TORONTO (Reuters) - Canada’s main stock index ended higher on Thursday as a rise in copper prices supported shares of some mining companies, offsetting a decline in the energy sector.
The benchmark TSX’s second straight gain follows equity market weakness after a strong U.S. jobs report on Friday fueled investor speculation that the Federal Reserve might raise interest rates sooner than expected.
But data showing that U.S. retail sales unexpectedly fell in February did help ease some of those fears.
Copper hit its highest prices in more than a week after upbeat lending data out of China calmed fears about metals demand, while energy shares followed the price of U.S. crude oil lower. [O/R]
Oil prices have been choppy in recent months over concerns about global oversupply. A plunge in prices from the middle of last year has recently begun to show signs of leveling off.
Still, investors should not be betting on oil “until something in the fundamentals really changes,” said Marcus Xu, portfolio manager and president at M.Y. Capital Management Corp, who noted that oil inventories were still going up.

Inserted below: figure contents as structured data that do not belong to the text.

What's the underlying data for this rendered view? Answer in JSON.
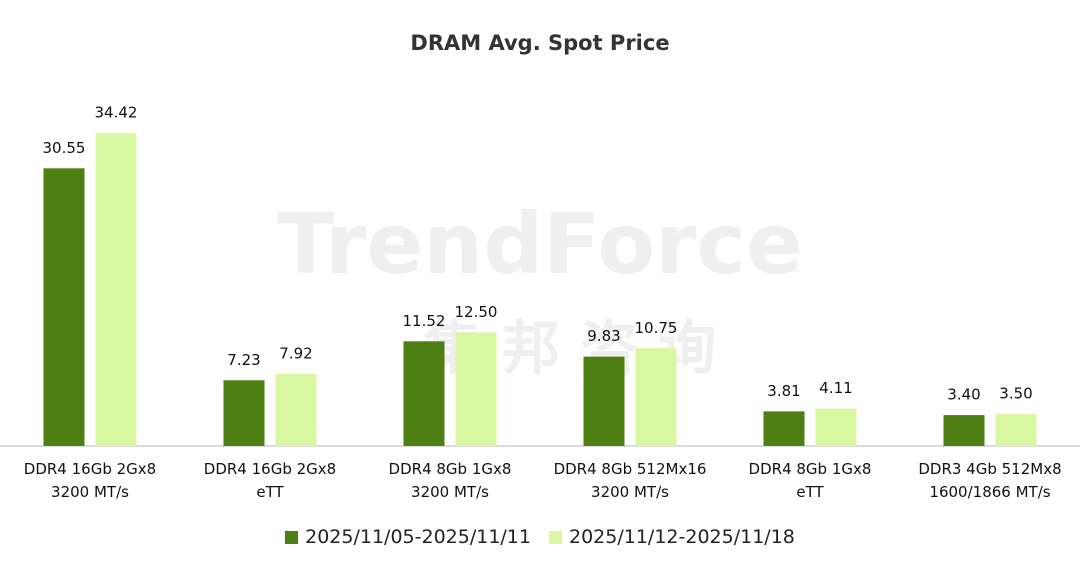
{
  "chart_data": {
    "type": "bar",
    "title": "DRAM Avg. Spot Price",
    "watermark": "TrendForce",
    "watermark_cn": "集 邦 咨 询",
    "categories": [
      "DDR4 16Gb 2Gx8\n3200 MT/s",
      "DDR4 16Gb 2Gx8\neTT",
      "DDR4 8Gb 1Gx8\n3200 MT/s",
      "DDR4 8Gb 512Mx16\n3200 MT/s",
      "DDR4 8Gb 1Gx8\neTT",
      "DDR3 4Gb 512Mx8\n1600/1866 MT/s"
    ],
    "series": [
      {
        "name": "2025/11/05-2025/11/11",
        "color": "#4d7f12",
        "values": [
          30.55,
          7.23,
          11.52,
          9.83,
          3.81,
          3.4
        ],
        "value_labels": [
          "30.55",
          "7.23",
          "11.52",
          "9.83",
          "3.81",
          "3.40"
        ]
      },
      {
        "name": "2025/11/12-2025/11/18",
        "color": "#d9f7a0",
        "values": [
          34.42,
          7.92,
          12.5,
          10.75,
          4.11,
          3.5
        ],
        "value_labels": [
          "34.42",
          "7.92",
          "12.50",
          "10.75",
          "4.11",
          "3.50"
        ]
      }
    ],
    "ylim": [
      0,
      38
    ],
    "legend": "bottom"
  }
}
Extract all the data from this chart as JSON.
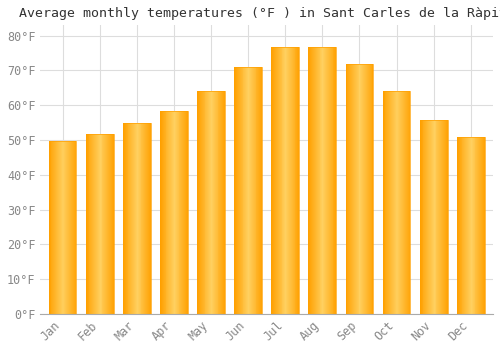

“I’m not bullish on the energy sector,” he added. “But if you’re a long-term investor and you have high quality names, you stay with them.”
The Toronto Stock Exchange’s S&P/TSX composite index .GSPTSE closed up 31.52 points, or 0.21 percent, at 14,770.72. Seven of the 10 main sectors on the index were higher.
In the mining sector, First Quantum Minerals Ltd (FM.TO) gained 0.5 percent to C$13.81, and Teck Resources Ltd TCKb.TO added 1 percent to C$17.91.